Solomon (Country Liberal 1.8%): Kevin Rudd last week made a contentious bid for support in the Darwin-based electorate by promising that within five years a “northern economic zone” would be established in the Territory, to which businesses would be lured through a corporate tax rate a third lower than the rest of the country.

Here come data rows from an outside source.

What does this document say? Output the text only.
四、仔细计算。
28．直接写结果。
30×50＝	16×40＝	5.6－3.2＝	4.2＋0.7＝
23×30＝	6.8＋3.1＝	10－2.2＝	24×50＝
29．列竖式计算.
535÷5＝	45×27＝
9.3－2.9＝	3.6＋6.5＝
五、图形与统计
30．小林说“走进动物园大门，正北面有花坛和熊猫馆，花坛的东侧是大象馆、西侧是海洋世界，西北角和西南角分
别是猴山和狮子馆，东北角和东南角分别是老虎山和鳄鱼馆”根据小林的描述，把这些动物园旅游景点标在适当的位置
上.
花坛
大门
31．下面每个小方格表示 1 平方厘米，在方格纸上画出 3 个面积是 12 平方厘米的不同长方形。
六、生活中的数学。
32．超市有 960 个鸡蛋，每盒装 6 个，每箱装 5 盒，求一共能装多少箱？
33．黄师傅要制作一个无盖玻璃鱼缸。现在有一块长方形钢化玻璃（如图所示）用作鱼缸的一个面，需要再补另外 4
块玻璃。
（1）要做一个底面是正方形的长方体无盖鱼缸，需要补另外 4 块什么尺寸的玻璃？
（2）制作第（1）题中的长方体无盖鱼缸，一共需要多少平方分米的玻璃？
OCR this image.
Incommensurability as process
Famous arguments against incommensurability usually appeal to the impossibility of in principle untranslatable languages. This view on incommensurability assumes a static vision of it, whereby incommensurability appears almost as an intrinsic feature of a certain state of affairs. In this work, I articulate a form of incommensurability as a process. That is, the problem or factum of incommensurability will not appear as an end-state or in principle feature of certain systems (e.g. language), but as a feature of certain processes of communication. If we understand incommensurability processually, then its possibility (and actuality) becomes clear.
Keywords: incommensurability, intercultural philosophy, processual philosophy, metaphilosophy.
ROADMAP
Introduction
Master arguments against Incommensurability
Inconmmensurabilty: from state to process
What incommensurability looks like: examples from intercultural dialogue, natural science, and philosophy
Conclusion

This looked notably similar to an idea the Coalition had floated earlier in the year with encouragement from Gina Rinehart, which had Lindsay MP David Bradbury contemplating “gold-plated footpaths in Karratha while people are stuck in gridlock in Sydney”. In a radio interview the following morning, Bill Shorten had to concede that the announcement had been news to him.

Macquarie (Liberal 1.3%): On August 10, Heath Aston of the Sydney Morning Herald reported that Liberal internal polling had the party gravely concerned about Louise Markus’s outer Sydney seat. As the report noted, Labor candidate Susan Templeman has been “conspicuous in Mr Rudd’s western Sydney campaign events”.

Hindmarsh (Labor 6.1%): Samantha Maiden of News Limited reported on Sunday that strategists from both parties expected this western Adelaide seat to fall to the Liberals, despite Labor member Steve Georganas’s solid margin. The report quoted a Labor strategist saying of South Australia: “If any seat is likely to fall it is Hindmarsh. The older voters and the Greeks don’t like the same-sex marriage stuff.” Internal polling was also said to have had the Liberals hoping to take Wakefield from Labor’s Nick Champion (margin 10.5%), with Kate Ellis’s seat of Adelaide (7.5%) and Tony Zappia’s seat of Makin (12.0%) “less likely to fall but still in play”.

Dobell (Labor 5.1%): Troy Bramston of The Australian reported on August 12 that Labor polling conducted at the end of July had them leading 55-45, with Craig Thomson recording a primary vote of 6%, but that the party was “more pessimistic now”. The contest has become slightly more complicated still with the entry of former test cricketer Nathan Bracken as an independent, running with financial support from colourful advertising mogul John Singleton.

Kennedy (Independent 18.3% versus Liberal National): Labor made a late substitution in Bob Katter’s seat after its initial candidate, Ken Robertson, was deemed to have gone overboard in accusing Tony Abbott of being a racist who wanted a return to the White Australian Policy. The new candidate is project engineer Andrew Turnour.